Science is still a pretty male dominated field, which makes it doubly hard for women to contribute to their highest potential. As we know, primary schooling is notoriously tough for people with any kind of learning difference/disability to get through.
Between those two factors, and the pressure girls get to lead a more “appropriate” lifestyle, LD girls seem to get the brunt of the whole “avoid science” vibe. Too many who may have pursued a scientific path otherwise give up on their dreams before they could even really pursue them.
The thing is, there are plenty of women in science. Since I’ve started taking part in the awesome #womenslives initiative, I’ve come across some pretty neat stories about women’s contributions to science, but I thought I’d highlight one particular lady here, who also happens to have dyslexia.
Carol Greider is the joint Nobel prize winner for 2009, along with Elizabeth Blackburn and Jack Szostak. She and her team found that as cells divided, chromosomes actually got shorter. That lead to the question, “If chromosomes keep shrinking, how can cells keep dividing?” Eventually, they discovered an enzyme called telomerase, which attaches to the ends of chromosomes and adds a little bit more length back to them.

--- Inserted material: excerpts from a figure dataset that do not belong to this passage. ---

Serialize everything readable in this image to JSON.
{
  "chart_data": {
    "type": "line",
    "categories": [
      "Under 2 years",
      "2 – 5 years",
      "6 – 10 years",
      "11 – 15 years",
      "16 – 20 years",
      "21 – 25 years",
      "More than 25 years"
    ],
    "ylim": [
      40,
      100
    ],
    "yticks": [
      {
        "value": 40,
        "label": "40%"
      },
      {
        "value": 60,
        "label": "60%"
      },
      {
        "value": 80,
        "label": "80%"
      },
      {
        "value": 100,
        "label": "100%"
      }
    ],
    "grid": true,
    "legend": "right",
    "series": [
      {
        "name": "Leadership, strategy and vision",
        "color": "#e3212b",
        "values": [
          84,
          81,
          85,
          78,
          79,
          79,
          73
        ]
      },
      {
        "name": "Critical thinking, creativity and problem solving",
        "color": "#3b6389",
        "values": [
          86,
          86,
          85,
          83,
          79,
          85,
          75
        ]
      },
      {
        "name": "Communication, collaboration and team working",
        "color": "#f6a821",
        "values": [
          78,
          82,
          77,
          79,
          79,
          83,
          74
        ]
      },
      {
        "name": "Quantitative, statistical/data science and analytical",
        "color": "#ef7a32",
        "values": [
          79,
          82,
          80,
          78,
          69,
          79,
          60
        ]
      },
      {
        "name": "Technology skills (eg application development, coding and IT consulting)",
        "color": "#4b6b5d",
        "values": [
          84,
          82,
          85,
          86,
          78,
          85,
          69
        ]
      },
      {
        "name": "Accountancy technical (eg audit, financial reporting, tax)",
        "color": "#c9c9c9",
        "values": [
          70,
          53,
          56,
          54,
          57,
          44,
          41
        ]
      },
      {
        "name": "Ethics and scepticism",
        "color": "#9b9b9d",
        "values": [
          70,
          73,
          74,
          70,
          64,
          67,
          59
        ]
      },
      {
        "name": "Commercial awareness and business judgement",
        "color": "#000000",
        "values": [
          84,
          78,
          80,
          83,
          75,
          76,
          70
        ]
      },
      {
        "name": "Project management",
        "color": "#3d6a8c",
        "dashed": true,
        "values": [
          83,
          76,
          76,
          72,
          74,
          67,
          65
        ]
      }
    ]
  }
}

That realization is very interesting in and of itself, but the true value is in how it can be used in discovering new disease treatments and obtaining a deeper understanding of the aging process.

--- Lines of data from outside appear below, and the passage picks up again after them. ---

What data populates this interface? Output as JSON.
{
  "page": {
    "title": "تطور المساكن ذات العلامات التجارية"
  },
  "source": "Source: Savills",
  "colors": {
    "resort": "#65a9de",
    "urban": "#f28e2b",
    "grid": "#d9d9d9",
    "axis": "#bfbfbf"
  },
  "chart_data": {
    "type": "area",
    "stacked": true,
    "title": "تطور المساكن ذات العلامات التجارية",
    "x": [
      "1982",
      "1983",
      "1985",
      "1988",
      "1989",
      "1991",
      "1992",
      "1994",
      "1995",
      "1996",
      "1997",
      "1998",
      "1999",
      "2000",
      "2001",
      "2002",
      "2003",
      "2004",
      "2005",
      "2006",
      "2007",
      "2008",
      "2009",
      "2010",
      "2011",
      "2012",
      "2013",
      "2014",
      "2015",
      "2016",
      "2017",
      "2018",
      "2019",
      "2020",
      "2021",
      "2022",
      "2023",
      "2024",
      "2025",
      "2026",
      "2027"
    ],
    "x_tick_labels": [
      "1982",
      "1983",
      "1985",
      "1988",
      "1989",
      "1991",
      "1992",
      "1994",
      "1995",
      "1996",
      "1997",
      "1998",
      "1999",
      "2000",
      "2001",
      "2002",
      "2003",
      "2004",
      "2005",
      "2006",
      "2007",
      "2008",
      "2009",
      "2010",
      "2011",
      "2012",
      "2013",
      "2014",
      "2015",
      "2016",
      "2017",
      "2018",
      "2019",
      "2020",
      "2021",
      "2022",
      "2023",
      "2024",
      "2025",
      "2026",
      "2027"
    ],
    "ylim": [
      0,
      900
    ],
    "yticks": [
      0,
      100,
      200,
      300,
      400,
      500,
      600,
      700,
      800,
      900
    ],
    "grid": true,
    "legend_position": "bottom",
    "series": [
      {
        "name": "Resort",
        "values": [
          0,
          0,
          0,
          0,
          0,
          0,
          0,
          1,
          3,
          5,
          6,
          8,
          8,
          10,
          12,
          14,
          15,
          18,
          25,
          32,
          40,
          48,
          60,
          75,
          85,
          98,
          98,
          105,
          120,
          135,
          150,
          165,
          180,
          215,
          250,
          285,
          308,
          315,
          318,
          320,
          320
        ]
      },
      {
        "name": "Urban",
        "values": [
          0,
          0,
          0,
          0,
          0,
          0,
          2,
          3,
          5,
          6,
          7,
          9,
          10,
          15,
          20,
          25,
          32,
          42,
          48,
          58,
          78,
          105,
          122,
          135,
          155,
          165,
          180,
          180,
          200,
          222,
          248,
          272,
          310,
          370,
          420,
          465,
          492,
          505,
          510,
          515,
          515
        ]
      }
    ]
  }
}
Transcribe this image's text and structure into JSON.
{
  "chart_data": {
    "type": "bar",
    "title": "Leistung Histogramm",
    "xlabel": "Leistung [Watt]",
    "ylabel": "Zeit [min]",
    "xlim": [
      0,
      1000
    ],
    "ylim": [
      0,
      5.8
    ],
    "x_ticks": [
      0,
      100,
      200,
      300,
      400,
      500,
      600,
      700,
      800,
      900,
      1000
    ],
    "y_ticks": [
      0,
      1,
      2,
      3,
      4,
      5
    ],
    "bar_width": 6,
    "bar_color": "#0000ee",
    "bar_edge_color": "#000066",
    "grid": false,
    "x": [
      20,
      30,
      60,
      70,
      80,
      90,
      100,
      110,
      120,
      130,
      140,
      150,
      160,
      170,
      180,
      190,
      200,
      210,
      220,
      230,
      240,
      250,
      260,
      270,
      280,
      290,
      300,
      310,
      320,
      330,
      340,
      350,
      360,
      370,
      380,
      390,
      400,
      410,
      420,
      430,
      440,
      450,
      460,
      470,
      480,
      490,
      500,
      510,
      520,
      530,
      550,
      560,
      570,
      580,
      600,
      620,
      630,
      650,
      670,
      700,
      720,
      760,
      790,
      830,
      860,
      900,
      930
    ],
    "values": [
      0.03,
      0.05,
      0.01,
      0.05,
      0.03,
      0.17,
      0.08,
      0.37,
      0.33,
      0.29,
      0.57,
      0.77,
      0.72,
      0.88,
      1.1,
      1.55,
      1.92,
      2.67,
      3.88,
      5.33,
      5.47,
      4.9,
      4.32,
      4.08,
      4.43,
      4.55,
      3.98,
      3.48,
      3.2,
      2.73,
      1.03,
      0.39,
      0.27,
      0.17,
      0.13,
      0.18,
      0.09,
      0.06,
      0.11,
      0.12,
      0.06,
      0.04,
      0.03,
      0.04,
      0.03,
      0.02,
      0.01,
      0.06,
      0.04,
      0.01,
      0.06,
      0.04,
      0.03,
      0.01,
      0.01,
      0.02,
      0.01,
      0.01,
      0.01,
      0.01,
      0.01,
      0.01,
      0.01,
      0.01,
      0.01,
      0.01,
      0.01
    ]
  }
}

Now, she’s a professor at John’s Hopkins University, and has continued with her research.
As a child, though, no matter how hard she worked, she still failed her classes in school. At that time, dyslexia wasn’t routinely tested for, so she had to struggle along on her own in remedial classes. Like many dyslexics, she thought of herself as stupid.

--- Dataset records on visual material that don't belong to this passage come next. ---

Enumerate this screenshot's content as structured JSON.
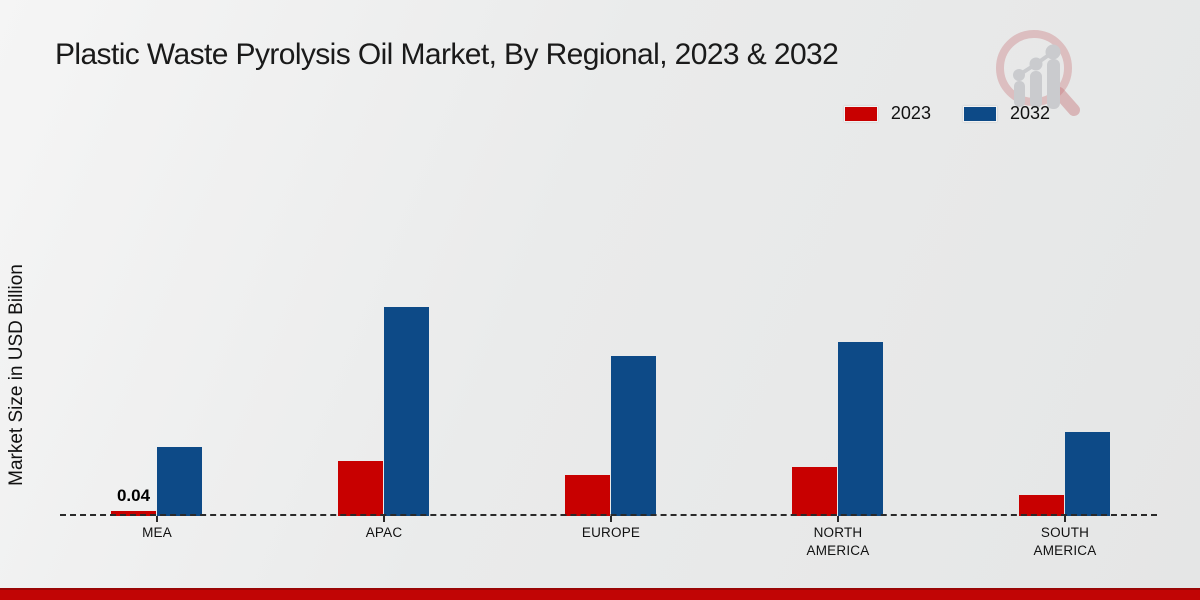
{
  "title": "Plastic Waste Pyrolysis Oil Market, By Regional, 2023 & 2032",
  "ylabel": "Market Size in USD Billion",
  "legend": {
    "items": [
      {
        "label": "2023",
        "color": "#c80000"
      },
      {
        "label": "2032",
        "color": "#0d4a87"
      }
    ],
    "position": "top-right"
  },
  "annotation_label": "0.04",
  "branding": {
    "logo": "magnifier-bar-chart-logo"
  },
  "footer": {
    "band_color": "#c10505"
  },
  "chart_data": {
    "type": "bar",
    "title": "Plastic Waste Pyrolysis Oil Market, By Regional, 2023 & 2032",
    "xlabel": "",
    "ylabel": "Market Size in USD Billion",
    "categories": [
      "MEA",
      "APAC",
      "EUROPE",
      "NORTH AMERICA",
      "SOUTH AMERICA"
    ],
    "series": [
      {
        "name": "2023",
        "color": "#c80000",
        "values": [
          0.04,
          0.44,
          0.33,
          0.39,
          0.17
        ]
      },
      {
        "name": "2032",
        "color": "#0d4a87",
        "values": [
          0.55,
          1.67,
          1.28,
          1.39,
          0.67
        ]
      }
    ],
    "ylim": [
      0,
      2.2
    ],
    "grid": false,
    "axis_line": "dashed-baseline",
    "legend_position": "top-right",
    "annotations": [
      {
        "series": "2023",
        "category": "MEA",
        "text": "0.04"
      }
    ]
  }
}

Those struggles, although difficult, did nothing to stem her natural curiosity, which led her to discover new ways of learning that worked for her. In many ways, her dyslexia helped her become the accomplished scientist she is today.
By the way, she’s also a mom and wife, so she’s had to deal with the whole life-work balance so many women do today. There’s no reason anyone should have to choose between a career or a family.
She’s a living testament to her quote, “Just because you’re dyslexic, doesn’t mean you can’t do anything you want to do.”
So, this one’s for my fellow LD ladies. We can reach for our dreams, and we can turn our difficulties into triumphs, regardless of what others may tell us.